Apart from receiving damages for wrongful dismissal, a dismissed employee also stands to benefit where aggravated and punitive damages are awarded against the employer. This is relatively rare, but it does happen.
In a recent decision by the British Columbia Court of Appeal, Acumen Law Corp. v. Ojanen, we saw an employer attempt the argument that punitive damages should not be awarded because they would be based on the same conduct that had already been compensated for through an award of aggravated damages. The Court of Appeal held otherwise. Aggravated and punitive damages are discrete sets of damages in wrongful dismissal proceedings and can indeed be awarded based on the same exact conduct. The fact that aggravated damages had already been awarded did not preclude the court from awarding punitive damages based on the same conduct. This is because aggravated and punitive damages are not the same – they serve different purposes.

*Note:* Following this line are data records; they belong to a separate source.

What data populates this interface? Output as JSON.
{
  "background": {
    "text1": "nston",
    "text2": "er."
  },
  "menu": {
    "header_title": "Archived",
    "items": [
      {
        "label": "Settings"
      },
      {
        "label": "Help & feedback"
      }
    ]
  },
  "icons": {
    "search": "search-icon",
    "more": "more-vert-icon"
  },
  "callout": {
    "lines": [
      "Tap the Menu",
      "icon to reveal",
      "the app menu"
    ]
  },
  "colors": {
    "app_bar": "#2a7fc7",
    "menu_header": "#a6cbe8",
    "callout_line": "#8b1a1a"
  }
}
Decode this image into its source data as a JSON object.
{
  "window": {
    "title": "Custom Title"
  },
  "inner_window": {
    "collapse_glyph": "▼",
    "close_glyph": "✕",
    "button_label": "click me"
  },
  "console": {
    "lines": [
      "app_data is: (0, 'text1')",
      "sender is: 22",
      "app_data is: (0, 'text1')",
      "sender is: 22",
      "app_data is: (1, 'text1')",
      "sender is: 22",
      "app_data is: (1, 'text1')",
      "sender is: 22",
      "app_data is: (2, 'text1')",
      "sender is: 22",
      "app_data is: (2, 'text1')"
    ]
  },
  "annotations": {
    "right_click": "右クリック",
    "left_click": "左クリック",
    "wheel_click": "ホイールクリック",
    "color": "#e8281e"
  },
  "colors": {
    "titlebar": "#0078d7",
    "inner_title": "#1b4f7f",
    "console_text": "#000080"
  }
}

So, what are those purposes? What is the difference between aggravated and punitive damages?
Aggravated Damages
Aggravated damages (sometimes referred to as “moral damages”) are compensatory. This means that aggravated damages are awarded to compensate a dismissed employee for a loss they have suffered. This must be a loss that extends beyond the feelings of disappointment, shock or anger that would be typical following an unexpected and without cause dismissal. For an award of aggravated damages, there must be actual loss or damage flowing from the unfair or bad faith conduct of the employer in the manner of dismissal. If an employee is dismissed in a manner that is abusive or unfair, they might have a claim for aggravated damages as compensation in addition to damages for wrongful dismissal.

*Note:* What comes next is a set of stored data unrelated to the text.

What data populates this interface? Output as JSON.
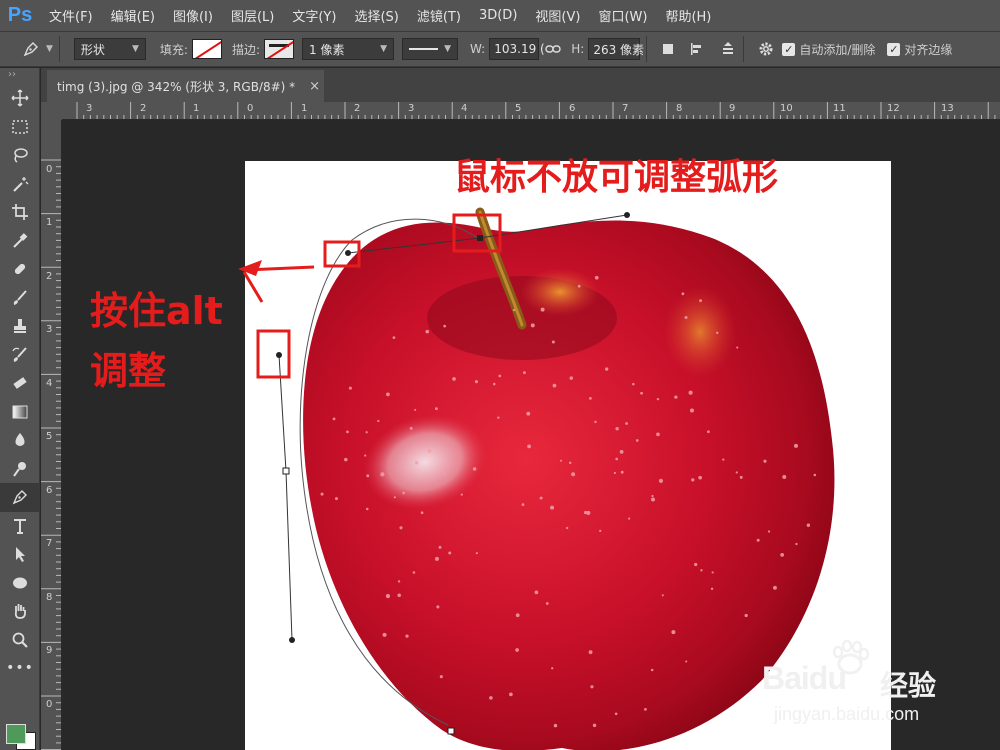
{
  "app": {
    "logo": "Ps",
    "menu": [
      "文件(F)",
      "编辑(E)",
      "图像(I)",
      "图层(L)",
      "文字(Y)",
      "选择(S)",
      "滤镜(T)",
      "3D(D)",
      "视图(V)",
      "窗口(W)",
      "帮助(H)"
    ]
  },
  "options": {
    "mode": "形状",
    "fill_label": "填充:",
    "stroke_label": "描边:",
    "stroke_width": "1 像素",
    "w_label": "W:",
    "w_value": "103.19 (",
    "h_label": "H:",
    "h_value": "263 像素",
    "auto_add_delete": "自动添加/删除",
    "align_edges": "对齐边缘",
    "colors": {
      "fill_none_slash": "#e01010"
    }
  },
  "document": {
    "tab_title": "timg (3).jpg @ 342% (形状 3, RGB/8#) *",
    "close": "×"
  },
  "rulers": {
    "horizontal": [
      "3",
      "2",
      "1",
      "0",
      "1",
      "2",
      "3",
      "4",
      "5",
      "6",
      "7",
      "8",
      "9",
      "10",
      "11",
      "12",
      "13"
    ],
    "vertical": [
      "0",
      "1",
      "2",
      "3",
      "4",
      "5",
      "6",
      "7",
      "8",
      "9",
      "0"
    ]
  },
  "annotations": {
    "top": "鼠标不放可调整弧形",
    "left_line1": "按住alt",
    "left_line2": "调整",
    "color": "#e51c1c"
  },
  "watermark": {
    "brand": "Baidu",
    "suffix": "经验",
    "url": "jingyan.baidu.com"
  },
  "tools": [
    "move-icon",
    "marquee-icon",
    "lasso-icon",
    "magic-wand-icon",
    "crop-icon",
    "eyedropper-icon",
    "healing-icon",
    "brush-icon",
    "stamp-icon",
    "history-brush-icon",
    "eraser-icon",
    "gradient-icon",
    "blur-icon",
    "dodge-icon",
    "pen-icon",
    "type-icon",
    "path-select-icon",
    "ellipse-icon",
    "hand-icon",
    "zoom-icon",
    "more-icon"
  ],
  "swatches": {
    "foreground": "#4f9a5a",
    "background": "#ffffff"
  }
}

In Acumen Law Corp v. Ojanen, aggravated damages were awarded to the employee due to the manner of dismissal. The employer’s actions were unfair, unduly insensitive and in bad faith. The employer had, among other things:
- Dismissed the employee without allowing her to explain her actions and without telling her that her actions were prohibited;
- Publicly dismissed her in front of her classmates and lied about the reasons for doing so; and
- Accused the employee of deceit and dishonesty based on nothing but unfounded suspicions.
Based on these actions, the dismissed employee was awarded $50,000 in aggravated damages.
Punitive Damages
In Acumen Law Corp v. Ojanen, the employer attempted to argue that punitive damages should not be awarded because they would be based on the same conduct that led to the award of aggravated damages. However, punitive damages, in contrast to aggravated damages, are not compensatory. They serve an entirely different purpose. The focus of punitive damages is retribution, deterrence and denunciation. Punitive damages are intended to punish the employer, the deter the employer and others like them from engaging in similar behavior in the future, and to demonstrate the community’s collective condemnation of what the employer has done. The Supreme Court of Canada has said that punitive damages are only to be imposed where “there has been high-handed, malicious, arbitrary or highly reprehensible misconduct that departs to a marked degree from ordinary standards of decent behaviour” (Whiten v. Pilot Insurance Co., [2002] 1 S.C.R. 595). It is not about compensating the employee – rather, it is about punishing the employer.
Where, as is the case here, there have already been aggravated damages awarded to the employee, the question becomes whether those damages are sufficient to meet the objectives of punitive damages. Where they are insufficient, punitive damages can be awarded even on the same conduct.
In Acumen Law Corp v. Ojanen, the British Columbia Court of Appeal felt that the $50,000 award of aggravated damages was insufficient to punish the employer, to deter the employer, and to reflect society’s condemnation of the employer’s behavior. As a result, the Court of Appeal awarded a further $25,000 in punitive damages.
Conclusion
Employees who have been treated unfairly in the manner of their dismissal may therefore be able to recover greater damages than what wrongful dismissal alone could provide. Employers must therefore be mindful of how they treat their employees, even at the point of termination.